Je pense que là où le bât blesse, c’est que les responsables publics et privés mauriciens manquent de vision en ce qui concerne les besoins de l’industrie manufacturière pour l’avenir. Le recours, par exemple, à l’embauche de la main-d’œuvre étrangère est un palliatif nécessaire pour la survie de l’industrie dans sa forme actuelle. Mais, encore faut-il que, parallèlement, on arrive à former les ouvriers mauriciens pour participer à plus de création de valeurs, à travers l’utilisation de la technologie de pointe, l’innovation et la créativité.
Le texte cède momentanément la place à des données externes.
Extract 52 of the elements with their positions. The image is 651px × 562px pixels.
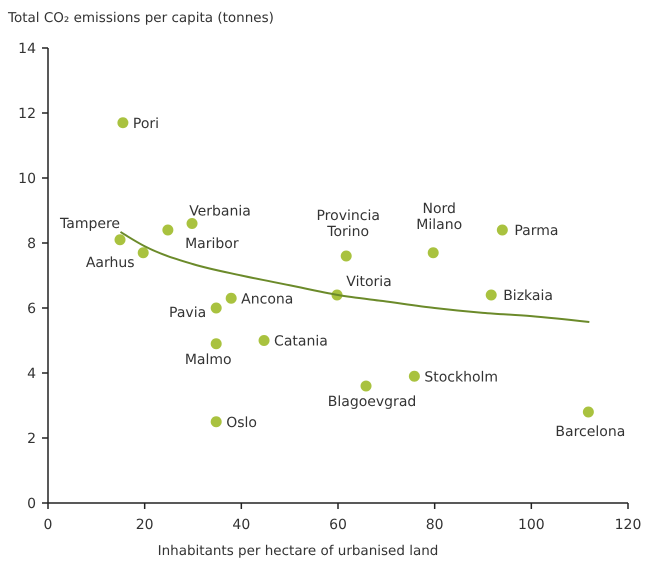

Ce n’est qu’à ce prix que nous pourrons maintenir une industrie d’exportation de vêtements et autres produits manufacturés, l’alternative étant une délocalisation massive de notre industrie vers d’autres pays.

Est-ce qu’on serait à un tournant dans ce secteur, dans le monde du travail ?
Nous sommes confrontés aux commentaires suivants : comment se fait-il que, d’une  part, on parle d’un taux de chômage qui frôle les 8 à 9 %, alors que, d’autre part,  des entreprises sont à la recherche de main-d’œuvre, mais n’arrivent pas à en trouver ? Cette inadéquation, entre l’offre d’emplois et la demande, soulève certainement une des problématiques des plus graves à laquelle fait face le pays. Aujourd’hui, employeurs, employés et gouvernements actuels et passés, semblent incapables de résoudre ce paradoxe. Il est évident que le pays fait face aujourd’hui à ce que l'on appelle dans la littérature économique un ‘middle income trap',  c’est-à-dire l’incapacité de dépasser nos contradictions internes pour arriver à un palier de développement supérieur, c’est-à-dire une ‘high income economy’. Or, à la base d’une économie de haut salaire, il nous faut investir dans l’innovation, la formation et la prise de risques dans des secteurs nouveaux et à forte valeur ajoutée, que ce soit dans le secteur industriel ou celui des services. La mondialisation fait aussi que le marché mauricien est devenu extrêmement limité et nous ne pouvons envisager une croissance, sans une ouverture sur l’économie mondiale.

Est-ce que le continent africain peut-il aider Maurice dans cette perspective d’ouverture ?
Comme vous le savez, je suis un partisan convaincu de l’idée que l’avenir de Maurice est lié au développement en Afrique. Malgré les difficultés qui sont inhérentes à des économies qui, longtemps, ont souffert de la décolonisation, le potentiel en Afrique, au vu, ce qui se passe actuellement, demeure flatteur. Ce qui se passe en Angola, au Zimbabwe et en Afrique du Sud, qui ont vu des changements de régime, suite à des excès insupportables de leurs dirigeants, est un facteur extrêmement positif pour la bonne gouvernance.

Que faut-il pour que le gouvernement prenne avantage de cette nouvelle configuration ?
J’ai toujours soutenu que la meilleure chose qui puisse arriver à Maurice, c’est que l’Afrique profite des avantages compétitifs que nous avons dans les domaines des services, que soit celui de la finance, de l’éducation ou de la médecine. Le gouvernement mauricien a la responsabilité de développer les rapports nécessaires avec les gouvernements africains dans le cadre des accords régionaux tels que la SADC ou le COMESA, afin de faciliter le mouvement des professionnels mauriciens qui veulent offrir leurs services à ces États africains.

Est-ce les Mauriciens connaissent-ils bien l’Afrique ?
Je suis désolé de répondre que, selon mon expérience, la majorité des Mauriciens ont toujours une vision déformée de l’Afrique par les grands médias internationaux qui continuent à ne parler de l’Afrique que lorsqu’il y a des catastrophes humanitaires ou naturelles. Or, des pays comme le Botswana, le Rwanda ou la Tanzanie sont aujourd’hui engagés dans une croissance économique très prometteuse. Très peu de Mauriciens semblent être informés de ces développements positifs.